Minimal change nephropathy (MCN) is the third most common cause of primary
nephrotic syndrome in adults. Most patients with MCN respond to
corticosteroid therapy, but relapse is common. In children,
steroid-dependent patients are often given alternative agents to spare the use of
steroids and to avoid the cumulative
steroid toxicity. In this respect,
levamisole has shown promise due to its ability to effectively maintain remission in children with
steroid-sensitive or
steroid-dependent nephrotic syndrome. Despite clinical effectiveness, there is a complete lack of molecular evidence to explain its mode of action and there are no published reports on the use of this compound in adult patients.

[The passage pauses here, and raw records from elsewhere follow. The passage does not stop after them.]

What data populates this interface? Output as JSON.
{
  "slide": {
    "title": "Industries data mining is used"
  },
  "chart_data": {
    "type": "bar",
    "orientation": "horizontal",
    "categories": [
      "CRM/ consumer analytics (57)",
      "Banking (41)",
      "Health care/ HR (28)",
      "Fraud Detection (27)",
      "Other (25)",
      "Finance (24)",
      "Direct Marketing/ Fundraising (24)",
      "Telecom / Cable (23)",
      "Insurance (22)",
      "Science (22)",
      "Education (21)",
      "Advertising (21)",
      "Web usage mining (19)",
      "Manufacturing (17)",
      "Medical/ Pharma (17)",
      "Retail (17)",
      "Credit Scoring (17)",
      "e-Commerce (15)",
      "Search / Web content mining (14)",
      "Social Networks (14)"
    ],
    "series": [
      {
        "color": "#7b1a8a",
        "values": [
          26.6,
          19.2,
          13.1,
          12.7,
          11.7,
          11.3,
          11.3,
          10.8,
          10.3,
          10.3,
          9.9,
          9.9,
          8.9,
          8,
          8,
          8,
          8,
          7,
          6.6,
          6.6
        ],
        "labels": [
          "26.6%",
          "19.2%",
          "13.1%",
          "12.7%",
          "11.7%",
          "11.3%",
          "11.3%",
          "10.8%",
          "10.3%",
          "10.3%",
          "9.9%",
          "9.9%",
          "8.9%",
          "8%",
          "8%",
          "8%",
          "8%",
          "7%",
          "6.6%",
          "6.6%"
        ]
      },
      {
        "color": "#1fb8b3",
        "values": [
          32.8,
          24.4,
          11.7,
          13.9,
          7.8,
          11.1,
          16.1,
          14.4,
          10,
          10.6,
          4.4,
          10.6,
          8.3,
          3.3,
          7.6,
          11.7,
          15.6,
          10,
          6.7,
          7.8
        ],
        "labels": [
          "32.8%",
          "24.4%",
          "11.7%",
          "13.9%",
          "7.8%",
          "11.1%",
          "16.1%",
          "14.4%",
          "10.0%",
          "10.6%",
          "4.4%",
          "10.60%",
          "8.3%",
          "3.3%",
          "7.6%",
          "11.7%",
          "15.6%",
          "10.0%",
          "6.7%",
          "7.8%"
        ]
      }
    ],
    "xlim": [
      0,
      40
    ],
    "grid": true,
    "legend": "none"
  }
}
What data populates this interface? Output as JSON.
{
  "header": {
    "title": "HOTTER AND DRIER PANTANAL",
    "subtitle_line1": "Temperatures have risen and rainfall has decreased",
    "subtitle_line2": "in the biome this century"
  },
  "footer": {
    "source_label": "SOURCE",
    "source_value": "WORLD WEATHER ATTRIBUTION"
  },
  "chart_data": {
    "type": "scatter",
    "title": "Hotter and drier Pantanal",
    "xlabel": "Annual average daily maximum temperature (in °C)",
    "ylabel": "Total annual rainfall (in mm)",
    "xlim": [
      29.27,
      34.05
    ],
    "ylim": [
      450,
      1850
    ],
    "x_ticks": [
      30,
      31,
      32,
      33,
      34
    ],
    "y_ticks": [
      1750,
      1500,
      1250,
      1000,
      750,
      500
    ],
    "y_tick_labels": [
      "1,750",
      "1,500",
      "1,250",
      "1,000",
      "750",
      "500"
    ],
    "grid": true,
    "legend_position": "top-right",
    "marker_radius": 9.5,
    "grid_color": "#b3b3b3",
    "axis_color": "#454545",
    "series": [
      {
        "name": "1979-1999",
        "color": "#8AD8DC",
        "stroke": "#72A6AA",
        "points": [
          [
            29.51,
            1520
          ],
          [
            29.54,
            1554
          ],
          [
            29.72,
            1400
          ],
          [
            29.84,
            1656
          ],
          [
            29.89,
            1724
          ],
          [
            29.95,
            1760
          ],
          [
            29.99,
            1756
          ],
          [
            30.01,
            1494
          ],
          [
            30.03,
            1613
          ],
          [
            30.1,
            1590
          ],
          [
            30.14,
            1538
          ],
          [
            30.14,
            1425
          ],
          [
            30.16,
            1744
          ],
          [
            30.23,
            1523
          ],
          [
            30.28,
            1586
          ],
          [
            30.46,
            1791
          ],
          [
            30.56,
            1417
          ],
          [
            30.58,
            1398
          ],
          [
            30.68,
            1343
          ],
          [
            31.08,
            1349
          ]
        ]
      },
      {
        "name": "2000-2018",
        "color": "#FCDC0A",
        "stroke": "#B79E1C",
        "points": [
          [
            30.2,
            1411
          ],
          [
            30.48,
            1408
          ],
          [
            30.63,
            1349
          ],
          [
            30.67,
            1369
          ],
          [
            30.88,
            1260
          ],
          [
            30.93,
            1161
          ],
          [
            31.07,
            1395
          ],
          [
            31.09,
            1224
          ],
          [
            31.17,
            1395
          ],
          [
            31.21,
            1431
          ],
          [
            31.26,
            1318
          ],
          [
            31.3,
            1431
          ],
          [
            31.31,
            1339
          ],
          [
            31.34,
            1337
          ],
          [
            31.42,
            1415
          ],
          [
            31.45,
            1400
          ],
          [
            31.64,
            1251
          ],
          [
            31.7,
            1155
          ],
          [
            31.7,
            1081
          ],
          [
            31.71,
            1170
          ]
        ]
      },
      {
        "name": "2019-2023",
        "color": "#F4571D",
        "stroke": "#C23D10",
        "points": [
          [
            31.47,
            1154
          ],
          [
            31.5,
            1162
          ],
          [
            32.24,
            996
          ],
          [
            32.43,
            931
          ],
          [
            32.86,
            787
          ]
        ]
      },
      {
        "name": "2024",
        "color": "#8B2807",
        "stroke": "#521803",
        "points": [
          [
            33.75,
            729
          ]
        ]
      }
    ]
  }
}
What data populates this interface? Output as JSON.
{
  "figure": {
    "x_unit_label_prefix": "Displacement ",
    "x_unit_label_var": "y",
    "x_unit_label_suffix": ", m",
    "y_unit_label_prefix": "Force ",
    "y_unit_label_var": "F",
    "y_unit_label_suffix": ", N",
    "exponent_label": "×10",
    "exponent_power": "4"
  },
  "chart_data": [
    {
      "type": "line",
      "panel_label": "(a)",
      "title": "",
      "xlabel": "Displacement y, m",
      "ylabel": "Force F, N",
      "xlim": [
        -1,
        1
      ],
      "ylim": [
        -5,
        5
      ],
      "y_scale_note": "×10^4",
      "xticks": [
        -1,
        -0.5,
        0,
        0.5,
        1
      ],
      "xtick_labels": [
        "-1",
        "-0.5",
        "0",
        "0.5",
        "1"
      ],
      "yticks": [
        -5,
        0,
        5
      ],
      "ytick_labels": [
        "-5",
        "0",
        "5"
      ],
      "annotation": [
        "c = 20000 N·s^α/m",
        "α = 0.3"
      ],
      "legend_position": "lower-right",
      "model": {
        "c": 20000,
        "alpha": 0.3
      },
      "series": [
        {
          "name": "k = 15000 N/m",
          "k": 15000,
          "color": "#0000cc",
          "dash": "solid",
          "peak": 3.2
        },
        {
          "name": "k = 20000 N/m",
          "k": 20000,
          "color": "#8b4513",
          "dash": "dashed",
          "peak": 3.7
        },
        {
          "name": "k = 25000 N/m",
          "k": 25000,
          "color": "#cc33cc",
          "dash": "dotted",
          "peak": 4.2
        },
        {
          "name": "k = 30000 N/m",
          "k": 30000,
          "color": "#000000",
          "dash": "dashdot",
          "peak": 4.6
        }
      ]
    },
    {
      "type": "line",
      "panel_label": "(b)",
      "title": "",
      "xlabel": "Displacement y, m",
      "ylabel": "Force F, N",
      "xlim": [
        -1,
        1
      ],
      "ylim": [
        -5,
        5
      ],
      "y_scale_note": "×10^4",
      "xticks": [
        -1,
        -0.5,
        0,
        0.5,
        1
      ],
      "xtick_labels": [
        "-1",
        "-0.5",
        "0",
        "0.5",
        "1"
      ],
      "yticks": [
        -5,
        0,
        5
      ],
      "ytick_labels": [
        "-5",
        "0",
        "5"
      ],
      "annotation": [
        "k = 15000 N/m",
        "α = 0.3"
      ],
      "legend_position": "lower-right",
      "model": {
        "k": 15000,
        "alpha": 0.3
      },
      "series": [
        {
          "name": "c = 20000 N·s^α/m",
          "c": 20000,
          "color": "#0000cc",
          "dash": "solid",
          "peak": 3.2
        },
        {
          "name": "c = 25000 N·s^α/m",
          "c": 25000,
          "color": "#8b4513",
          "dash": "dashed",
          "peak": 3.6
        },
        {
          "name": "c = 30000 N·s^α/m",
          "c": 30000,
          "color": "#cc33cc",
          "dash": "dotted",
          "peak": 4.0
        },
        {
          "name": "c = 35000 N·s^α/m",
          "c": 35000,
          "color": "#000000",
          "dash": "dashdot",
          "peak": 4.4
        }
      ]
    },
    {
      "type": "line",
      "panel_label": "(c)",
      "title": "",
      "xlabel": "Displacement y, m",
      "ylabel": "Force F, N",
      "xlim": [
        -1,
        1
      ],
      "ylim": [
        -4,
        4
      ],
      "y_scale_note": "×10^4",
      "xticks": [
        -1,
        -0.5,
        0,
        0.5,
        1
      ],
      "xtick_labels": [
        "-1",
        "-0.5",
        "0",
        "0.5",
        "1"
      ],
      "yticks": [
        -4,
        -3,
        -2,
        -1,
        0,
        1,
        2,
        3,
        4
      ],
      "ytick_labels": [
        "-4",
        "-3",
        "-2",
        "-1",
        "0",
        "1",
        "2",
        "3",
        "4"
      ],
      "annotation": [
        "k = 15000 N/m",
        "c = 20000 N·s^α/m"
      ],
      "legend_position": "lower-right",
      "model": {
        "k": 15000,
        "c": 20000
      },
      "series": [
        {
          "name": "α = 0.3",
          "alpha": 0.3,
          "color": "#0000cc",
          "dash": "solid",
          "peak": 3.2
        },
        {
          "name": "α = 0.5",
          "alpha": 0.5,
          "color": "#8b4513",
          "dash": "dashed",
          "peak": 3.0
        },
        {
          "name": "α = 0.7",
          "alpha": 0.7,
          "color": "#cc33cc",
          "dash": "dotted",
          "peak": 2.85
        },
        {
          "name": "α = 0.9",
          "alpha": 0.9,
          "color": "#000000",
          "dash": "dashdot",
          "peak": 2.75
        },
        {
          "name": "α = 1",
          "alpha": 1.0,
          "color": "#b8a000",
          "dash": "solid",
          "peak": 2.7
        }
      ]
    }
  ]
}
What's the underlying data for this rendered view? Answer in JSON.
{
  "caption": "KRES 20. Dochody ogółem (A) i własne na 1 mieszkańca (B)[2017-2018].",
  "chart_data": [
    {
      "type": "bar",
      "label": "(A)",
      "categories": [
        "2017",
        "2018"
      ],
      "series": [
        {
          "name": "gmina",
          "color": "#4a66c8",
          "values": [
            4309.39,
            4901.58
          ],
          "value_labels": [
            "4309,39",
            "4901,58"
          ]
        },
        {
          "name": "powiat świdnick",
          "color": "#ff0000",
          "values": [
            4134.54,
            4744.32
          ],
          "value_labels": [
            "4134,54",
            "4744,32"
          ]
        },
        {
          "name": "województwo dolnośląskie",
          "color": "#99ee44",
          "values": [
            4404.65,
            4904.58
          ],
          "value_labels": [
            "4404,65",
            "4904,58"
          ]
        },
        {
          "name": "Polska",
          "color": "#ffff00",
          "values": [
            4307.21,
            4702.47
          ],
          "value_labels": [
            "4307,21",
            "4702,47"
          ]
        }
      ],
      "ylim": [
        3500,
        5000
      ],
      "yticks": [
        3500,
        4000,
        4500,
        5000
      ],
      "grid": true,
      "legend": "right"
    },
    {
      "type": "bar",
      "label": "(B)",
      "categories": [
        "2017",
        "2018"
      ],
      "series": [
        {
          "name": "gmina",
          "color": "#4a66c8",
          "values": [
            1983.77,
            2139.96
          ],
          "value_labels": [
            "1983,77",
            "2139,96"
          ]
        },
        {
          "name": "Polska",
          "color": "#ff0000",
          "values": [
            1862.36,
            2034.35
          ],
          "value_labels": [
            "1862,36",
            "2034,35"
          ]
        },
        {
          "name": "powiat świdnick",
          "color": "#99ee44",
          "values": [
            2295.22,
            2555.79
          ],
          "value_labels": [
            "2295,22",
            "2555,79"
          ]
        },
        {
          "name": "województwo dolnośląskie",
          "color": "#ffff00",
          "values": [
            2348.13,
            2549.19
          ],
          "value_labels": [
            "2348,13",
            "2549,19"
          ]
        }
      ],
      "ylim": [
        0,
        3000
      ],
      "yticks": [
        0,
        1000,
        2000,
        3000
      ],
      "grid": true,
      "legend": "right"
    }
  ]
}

We studied the effectiveness of
levamisole in a small cohort of adult patients and also tested the hypothesis that
levamisole's mode of action is attributable to its direct effects on podocytes. In the clinic, we demonstrate that in our adult patients, cohort
levamisole is generally well tolerated and clinically useful. Using conditionally immortalized human podocytes, we show that
levamisole is able to induce expression of
glucocorticoid receptor (GR) and to activate GR signalling. Furthermore,
levamisole is able to protect against podocyte injury in a
puromycin aminonucleoside (PAN)-treated cell model. In this model the effects of
levamisole are blocked by the GR antagonist
mifepristone (
RU486), suggesting that GR signalling is a critical target of
levamisole's action. These results indicate that
levamisole is effective in
nephrotic syndrome in adults, as well as in children, and point to molecular mechanisms for this
drug's actions in podocyte diseases.